Hauliers providing a traction-only service to major home delivery companies need to keep a close eye on the state of the trailers they are collecting.

They may not have been inspected or maintained regularly; and if you’re caught hauling one with serious defects, then that could have implications for your O-licence.

That was the warning issued by West of England Traffic Commissioner Kevin Rooney, speaking at the recent Road Transport Expo.

He’s becoming increasingly concerned about the number of companies running large numbers of trailers that rely on third parties to pull them, but are not themselves O-licence holders.

“Some of those unloved trailers may have been picked up and dropped off by half-a-dozen different operators within a very short space of time,” he told delegates. "If this happens frequently, and they are not being properly maintained, then this is unlikely to bode well for their state of health."

More and more trucks are appearing with Advanced Driver Assistance Systems (ADAS) which feature radar and camera-based technology designed to prevent collisions by triggering the brakes in an emergency.

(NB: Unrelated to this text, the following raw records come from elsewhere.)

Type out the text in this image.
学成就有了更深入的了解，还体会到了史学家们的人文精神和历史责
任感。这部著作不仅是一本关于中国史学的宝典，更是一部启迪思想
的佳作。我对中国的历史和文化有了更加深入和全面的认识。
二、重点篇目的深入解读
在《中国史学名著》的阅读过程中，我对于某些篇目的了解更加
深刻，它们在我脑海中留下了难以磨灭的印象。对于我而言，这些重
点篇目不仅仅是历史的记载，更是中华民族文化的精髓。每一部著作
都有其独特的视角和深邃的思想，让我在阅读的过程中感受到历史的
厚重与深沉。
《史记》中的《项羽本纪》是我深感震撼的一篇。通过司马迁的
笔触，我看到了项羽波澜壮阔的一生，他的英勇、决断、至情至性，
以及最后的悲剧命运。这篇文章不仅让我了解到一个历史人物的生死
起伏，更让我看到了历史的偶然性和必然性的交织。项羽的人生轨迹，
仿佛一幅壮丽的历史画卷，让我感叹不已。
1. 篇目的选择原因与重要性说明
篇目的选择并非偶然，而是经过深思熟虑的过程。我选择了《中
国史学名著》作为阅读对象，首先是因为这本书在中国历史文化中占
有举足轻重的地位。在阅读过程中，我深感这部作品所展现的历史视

They can be switched off by the driver, often for legitimate reasons; if a snowplough has been mounted on the front of the truck, for example.

Drivers are sometimes switching them off for no good reason at all however, Rooney added. “Operators need to lay down a clear policy of when they should be used and what the driver should do if the ADAS fails half-way through a journey,” he said.

The number of outstanding O-licence applications is falling steadily Rooney said and should hopefully become less of an issue. Bear in mind, he added, that from August all applications will have to be digital.

“Ninety-five per cent of them are already, and we now intend to move the remaining 5% away from paper,” he said.